Benefits of Digital Light Processing:

  • This method provides a more detailed result for the prototypes you create with it.
  • It helps you to create various complex geometric features for your parts.
  • The DLP method allows you to create hollow parts or components.
  • A variety of materials are available for Digital Light Processing, giving you flexibility and versatility in your production.
  • It offers a lower total cost per unit and the rapid prototyping process can be very fast, minimising your waiting time.
  • DLP also enables you to produce prototypes with higher surface quality.

Binder Jetting

Binder Jetting can print one or more parts at a time.
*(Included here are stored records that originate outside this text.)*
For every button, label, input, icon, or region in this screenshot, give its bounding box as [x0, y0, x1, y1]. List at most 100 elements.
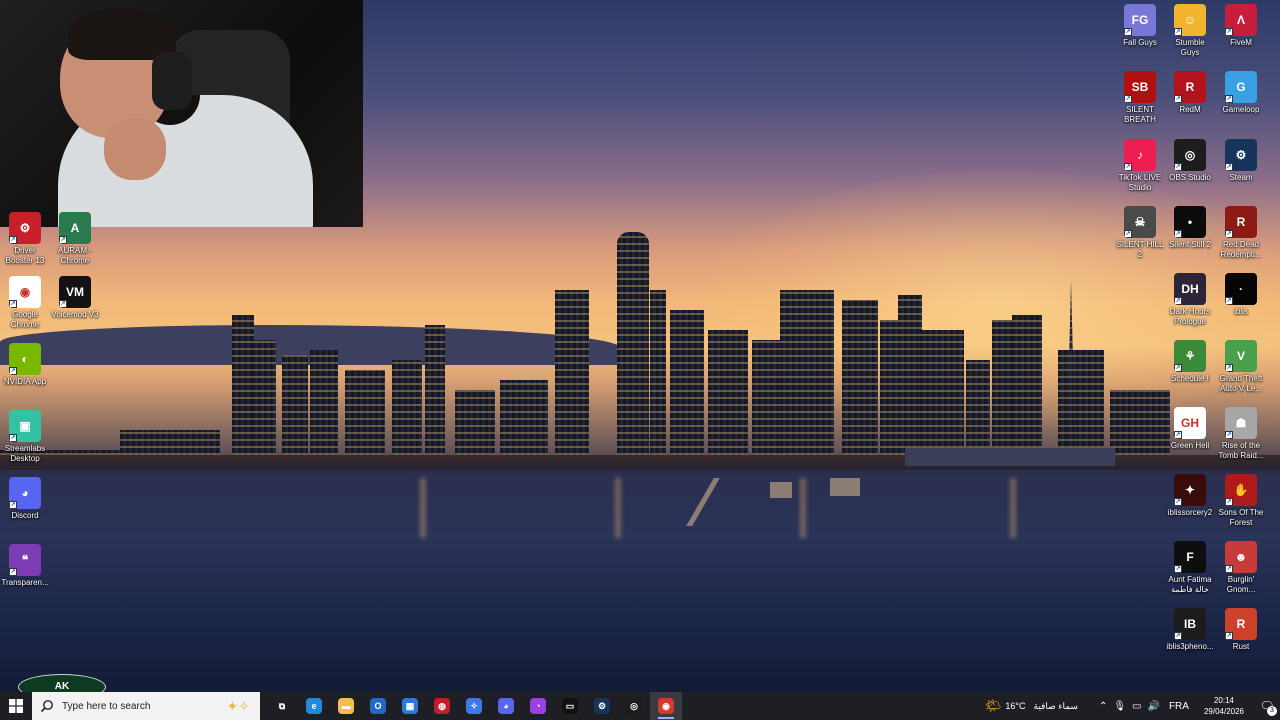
notification-center-button[interactable]: 🗨 3 — [1254, 692, 1280, 720]
desktop-icon-gameloop[interactable]: G ↗ Gameloop — [1216, 71, 1266, 115]
shortcut-arrow-icon: ↗ — [9, 236, 17, 244]
driver-booster-13-icon: ⚙ ↗ — [9, 212, 41, 244]
desktop-icon-label: Transparen... — [1, 578, 49, 587]
desktop-icon-label: Red Dead Redempti... — [1220, 240, 1262, 259]
taskbar-app-discord[interactable]: ◕ — [490, 692, 522, 720]
icon-glyph: ◐ — [21, 352, 29, 366]
weather-widget[interactable]: 🌤 16°C سماء صافية — [985, 698, 1078, 714]
icon-glyph: ⚘ — [1184, 349, 1196, 363]
desktop-icon-voicemod-v3[interactable]: VM ↗ Voicemod V3 — [50, 276, 100, 320]
desktop-icon-rise-of-the-tomb-raid[interactable]: ☗ ↗ Rise of the Tomb Raid... — [1216, 407, 1266, 460]
shortcut-arrow-icon: ↗ — [1174, 297, 1182, 305]
desktop-icon-obs-studio[interactable]: ◎ ↗ OBS Studio — [1165, 139, 1215, 183]
sons-of-the-forest-icon: ✋ ↗ — [1225, 474, 1257, 506]
file-explorer-icon: ▬ — [338, 698, 354, 714]
icon-glyph: DH — [1181, 282, 1199, 296]
silent-hill-2-icon: ☠ ↗ — [1124, 206, 1156, 238]
icon-glyph: A — [70, 221, 80, 235]
taskbar-app-outlook[interactable]: O — [362, 692, 394, 720]
sun-icon: 🌤 — [984, 698, 1002, 713]
chrome-icon: ◉ — [658, 698, 674, 714]
chevron-up-icon[interactable]: ⌃ — [1099, 701, 1107, 712]
desktop-icon-redm[interactable]: R ↗ RedM — [1165, 71, 1215, 115]
obs-studio-icon: ◎ ↗ — [1174, 139, 1206, 171]
shortcut-arrow-icon: ↗ — [9, 434, 17, 442]
start-button[interactable] — [0, 692, 32, 720]
gameloop-icon: G ↗ — [1225, 71, 1257, 103]
desktop-icon-google-chrome[interactable]: ◉ ↗ Google Chrome — [0, 276, 50, 329]
desktop-icon-transparen[interactable]: ❝ ↗ Transparen... — [0, 544, 50, 588]
shortcut-arrow-icon: ↗ — [1225, 28, 1233, 36]
shortcut-arrow-icon: ↗ — [1225, 163, 1233, 171]
taskbar-app-store[interactable]: ▦ — [394, 692, 426, 720]
desktop-icon-dark-hours-prologue[interactable]: DH ↗ Dark Hours Prologue — [1165, 273, 1215, 326]
copilot-icon: ✧ — [466, 698, 482, 714]
desktop-icon-green-hell[interactable]: GH ↗ Green Hell — [1165, 407, 1215, 451]
icon-glyph: ✦ — [1184, 483, 1196, 497]
icon-glyph: ◕ — [21, 486, 29, 500]
taskbar-app-file-explorer[interactable]: ▬ — [330, 692, 362, 720]
shortcut-arrow-icon: ↗ — [1124, 163, 1132, 171]
desktop-icon-iblis3pheno[interactable]: IB ↗ iblis3pheno... — [1165, 608, 1215, 652]
icon-glyph: FG — [1131, 13, 1149, 27]
desktop-icon-iblissorcery2[interactable]: ✦ ↗ iblissorcery2 — [1165, 474, 1215, 518]
microphone-icon[interactable]: 🎙 — [1113, 701, 1126, 712]
taskbar-search-box[interactable]: Type here to search ✦✧ — [32, 692, 260, 720]
icon-glyph: ☻ — [1234, 550, 1248, 564]
taskbar-app-steam[interactable]: ⚙ — [586, 692, 618, 720]
desktop-icon-rust[interactable]: R ↗ Rust — [1216, 608, 1266, 652]
volume-icon[interactable]: 🔊 — [1148, 701, 1160, 712]
shortcut-arrow-icon: ↗ — [9, 367, 17, 375]
shortcut-arrow-icon: ↗ — [1225, 565, 1233, 573]
desktop-icon-auram-chrome[interactable]: A ↗ AURAM - Chrome — [50, 212, 100, 265]
shortcut-arrow-icon: ↗ — [1225, 498, 1233, 506]
desktop-icon-sons-of-the-forest[interactable]: ✋ ↗ Sons Of The Forest — [1216, 474, 1266, 527]
desktop-icon-streamlabs-desktop[interactable]: ▣ ↗ Streamlabs Desktop — [0, 410, 50, 463]
taskbar-app-messenger[interactable]: ◔ — [522, 692, 554, 720]
shortcut-arrow-icon: ↗ — [1225, 230, 1233, 238]
taskbar-app-chrome[interactable]: ◉ — [650, 692, 682, 720]
desktop-icon-schedule-i[interactable]: ⚘ ↗ Schedule I — [1165, 340, 1215, 384]
icon-glyph: ♪ — [1137, 148, 1143, 162]
green-hell-icon: GH ↗ — [1174, 407, 1206, 439]
taskbar-app-copilot[interactable]: ✧ — [458, 692, 490, 720]
desktop-icon-stumble-guys[interactable]: ☺ ↗ Stumble Guys — [1165, 4, 1215, 57]
taskbar-app-stopwatch[interactable]: ◍ — [426, 692, 458, 720]
desktop-icon-silent-still-2[interactable]: • ↗ Silent Still 2 — [1165, 206, 1215, 250]
rise-of-the-tomb-raid-icon: ☗ ↗ — [1225, 407, 1257, 439]
desktop-icon-grand-theft-auto-v-le[interactable]: V ↗ Grand Theft Auto V Le... — [1216, 340, 1266, 393]
desktop-icon-label: AURAM - Chrome — [58, 246, 92, 265]
desktop-icon-silent-breath[interactable]: SB ↗ SILENT BREATH — [1115, 71, 1165, 124]
desktop-icon-label: iblis3pheno... — [1166, 642, 1214, 651]
desktop-icon-driver-booster-13[interactable]: ⚙ ↗ Driver Booster 13 — [0, 212, 50, 265]
taskbar-app-nvidia[interactable]: ▭ — [554, 692, 586, 720]
desktop-icon-fall-guys[interactable]: FG ↗ Fall Guys — [1115, 4, 1165, 48]
network-icon[interactable]: ▭ — [1132, 701, 1141, 712]
icon-glyph: SB — [1131, 80, 1149, 94]
desktop-icon-red-dead-redempti[interactable]: R ↗ Red Dead Redempti... — [1216, 206, 1266, 259]
taskbar-app-obs[interactable]: ◎ — [618, 692, 650, 720]
messenger-icon: ◔ — [530, 698, 546, 714]
shortcut-arrow-icon: ↗ — [1225, 297, 1233, 305]
desktop-icon-steam[interactable]: ⚙ ↗ Steam — [1216, 139, 1266, 183]
tiktok-live-studio-icon: ♪ ↗ — [1124, 139, 1156, 171]
desktop-icon-aunt-fatima[interactable]: F ↗ Aunt Fatima خالة فاطمة — [1165, 541, 1215, 594]
desktop-icon-silent-hill-2[interactable]: ☠ ↗ SILENT HILL 2 — [1115, 206, 1165, 259]
clock[interactable]: 20:14 29/04/2026 — [1204, 695, 1244, 717]
taskbar-app-edge[interactable]: e — [298, 692, 330, 720]
fall-guys-icon: FG ↗ — [1124, 4, 1156, 36]
desktop-icon-burglin-gnom[interactable]: ☻ ↗ Burglin' Gnom... — [1216, 541, 1266, 594]
desktop-icon-label: Schedule I — [1171, 374, 1209, 383]
desktop-icon-discord[interactable]: ◕ ↗ Discord — [0, 477, 50, 521]
language-indicator[interactable]: FRA — [1169, 701, 1189, 712]
bay-water — [0, 470, 1280, 692]
desktop-icon-fivem[interactable]: Λ ↗ FiveM — [1216, 4, 1266, 48]
desktop-icon-label: Sons Of The Forest — [1218, 508, 1264, 527]
desktop-icon-nvidia-app[interactable]: ◐ ↗ NVIDIA App — [0, 343, 50, 387]
system-tray: 🌤 16°C سماء صافية ⌃ 🎙 ▭ 🔊 FRA 20:14 29/0… — [985, 692, 1280, 720]
desktop-icon-iblis[interactable]: · ↗ iblis — [1216, 273, 1266, 317]
search-placeholder: Type here to search — [62, 700, 151, 712]
desktop-icon-tiktok-live-studio[interactable]: ♪ ↗ TikTok LIVE Studio — [1115, 139, 1165, 192]
taskbar-app-task-view[interactable]: ⧉ — [266, 692, 298, 720]
icon-glyph: ⚙ — [19, 221, 31, 235]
However, binder jetting produces weaker parts than SLS. However, it still provides the best quality for your 3D printed prototypes.

Benefits of Binder Jetting:

  • Binder Jetting provides high resolution, high quality prints for 3D prototypes based on your design.
  • Producing multiple parts or prototypes is a breeze with binder jetting, making it the preferred manufacturing solution when you have a tight deadline.
  • No tooling is required, so you can print prototypes based on your project requirements, no matter how many units or versions you need.
  • It also eliminates most of the waste from the production process, making it more environmentally friendly and cleaner for the environment.
  • This method offers great flexibility and freedom in the design process.
  • It can simplify all the production steps, so binder jetting can add more efficiency to your rapid prototyping process.
  • Binder Jetting also supports print-on-demand, so you don’t have to build up a large inventory just to produce your prototypes.

CNC Prototyping

Ideas become reality through the exciting process of CNC prototyping, which uses machinery that is controlled by a computer.

Benefits of CNC rapid prototyping:

  • CNC prototyping produces accurate models that meet design specifications.
  • CNC prototyping speeds up the testing and improvement phases.
  • CNC machines offer design flexibility with different materials.
  • CNC prototyping enables complex designs beyond traditional methods.
  • CNC prototyping is cost effective without the need for additional labour or tooling.
  • Innovation thrives with CNC prototyping for rapid design revisions.

Vacuum Casting

Vacuum casting is a manufacturing process for producing accurate prototypes or low-volume products. To ensure perfect reproduction of fine details and even material distribution, liquid ingredients are poured into a silicone mould under vacuum.

Benefits of vacuum casting:

  • Vacuum casting faithfully reproduces fine details and textures.
  • It offers material flexibility through the use of different polyurethane resins.
  • Vacuum casting is an economical method for low volume production.
  • Short lead times for prototypes and short runs.
  • Design flexibility for intricate features and complex geometries.
  • Before production, vacuum cast prototypes are useful for testing and validation.